Jack Kerouac, On the Road


This was one of those quotes that when I came across it, stuck in my head almost in a haunting way. I am so blessed with such a strange assortment of relationships in my life, as well as blessed by the people that I’ve been meeting lately. But they have something similar in them all. They all inspire me in some way to be more. It’s strange how it takes so long in our lives to figure out who we really are. You always feel a bit out of place and don’t understand why you’re not a little more this or a little more that. I wasn’t ever someone who wanted to be like everyone else- but I did want to understand why I wasn’t. I know that I think a little differently, I feel a little differently, I experience things differently and I react a little differently. For the longest time I had the hardest time coming to terms with that. But now, it’s almost like I woke up- and I’m suddenly ok with it. I am different. I don’t have the same taste in music as most people- but occasionally I’ll meet someone similar and they seem as surprised as me in finding someone relatable.

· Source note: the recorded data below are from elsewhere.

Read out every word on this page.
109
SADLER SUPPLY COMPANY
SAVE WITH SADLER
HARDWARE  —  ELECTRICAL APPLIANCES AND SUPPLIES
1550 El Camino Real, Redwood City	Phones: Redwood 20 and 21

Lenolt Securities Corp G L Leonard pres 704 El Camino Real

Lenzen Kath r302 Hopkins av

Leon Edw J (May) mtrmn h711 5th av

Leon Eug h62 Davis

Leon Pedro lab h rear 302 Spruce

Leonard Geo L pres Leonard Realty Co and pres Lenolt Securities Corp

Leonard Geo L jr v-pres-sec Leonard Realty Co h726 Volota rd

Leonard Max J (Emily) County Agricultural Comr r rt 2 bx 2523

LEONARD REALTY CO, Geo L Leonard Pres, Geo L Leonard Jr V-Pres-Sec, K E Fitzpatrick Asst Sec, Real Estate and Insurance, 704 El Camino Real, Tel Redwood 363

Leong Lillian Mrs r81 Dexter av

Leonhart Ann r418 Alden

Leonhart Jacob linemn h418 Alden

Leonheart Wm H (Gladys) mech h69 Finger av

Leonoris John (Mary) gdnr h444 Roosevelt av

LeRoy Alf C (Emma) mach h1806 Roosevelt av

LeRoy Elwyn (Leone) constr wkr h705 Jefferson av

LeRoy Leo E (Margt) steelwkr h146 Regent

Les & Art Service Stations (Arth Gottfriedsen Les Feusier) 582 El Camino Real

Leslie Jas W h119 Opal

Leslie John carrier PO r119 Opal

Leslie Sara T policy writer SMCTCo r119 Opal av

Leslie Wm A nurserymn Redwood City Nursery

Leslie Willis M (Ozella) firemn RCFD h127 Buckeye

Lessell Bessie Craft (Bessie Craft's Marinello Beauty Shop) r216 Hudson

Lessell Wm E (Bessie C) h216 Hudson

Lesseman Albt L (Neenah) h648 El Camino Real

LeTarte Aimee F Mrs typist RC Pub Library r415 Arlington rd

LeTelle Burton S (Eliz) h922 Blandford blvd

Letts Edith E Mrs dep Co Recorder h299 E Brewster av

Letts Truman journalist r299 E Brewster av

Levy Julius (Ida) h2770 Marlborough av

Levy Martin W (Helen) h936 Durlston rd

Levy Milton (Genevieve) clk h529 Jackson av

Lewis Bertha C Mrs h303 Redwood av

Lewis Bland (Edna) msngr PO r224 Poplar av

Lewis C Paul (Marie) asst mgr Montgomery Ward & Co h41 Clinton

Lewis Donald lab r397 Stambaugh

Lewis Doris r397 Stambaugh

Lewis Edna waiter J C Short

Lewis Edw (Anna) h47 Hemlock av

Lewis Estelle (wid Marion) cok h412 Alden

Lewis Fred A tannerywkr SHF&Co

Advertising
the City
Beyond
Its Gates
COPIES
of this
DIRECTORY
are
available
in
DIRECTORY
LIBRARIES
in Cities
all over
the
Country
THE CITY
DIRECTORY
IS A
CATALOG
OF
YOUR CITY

I don’t come to the same conclusions when I read things that others do, but I developed a friendship with someone who does and now the friendship extends far beyond that. I can have completely different views on the way a life should be lived with someone, and still consider them to be someone who I’ll be inseparable with for life. I can find a connection with someone just b/c of the way that we handle silence, and know that I will never have a day when they won’t be by my side. I think that I great up with a very immature way of viewing the sorts of friendships that I had and would have. I thought it mattered that we relate in the way that we live our lives, that I would understand someone more if they were in the same place as me. I thought I wanted to surround myself with people who were like me. I’m so glad I’ve learned that that is the very last thing I want now in the world. I want people who understand me, not people who are like me. I want people who inspire me to be more- not more like them, not more like someone else. Just more of me. And I want to live my life like the Kerouac quote above- surrounding myself with the mad ones. I think I’m off to a pretty good start. It just took me 26 years to understand exactly what that meant.

2 Comments:

Blogger Emily said...

Glad that I can be counted amongst your 'mad' friends. :) There's nothing about you that doesn't inspire me equally, just remember that.

2:30 PM  
Blogger Francisco said...

It´s a very interesting way to see life, I will visit time to time.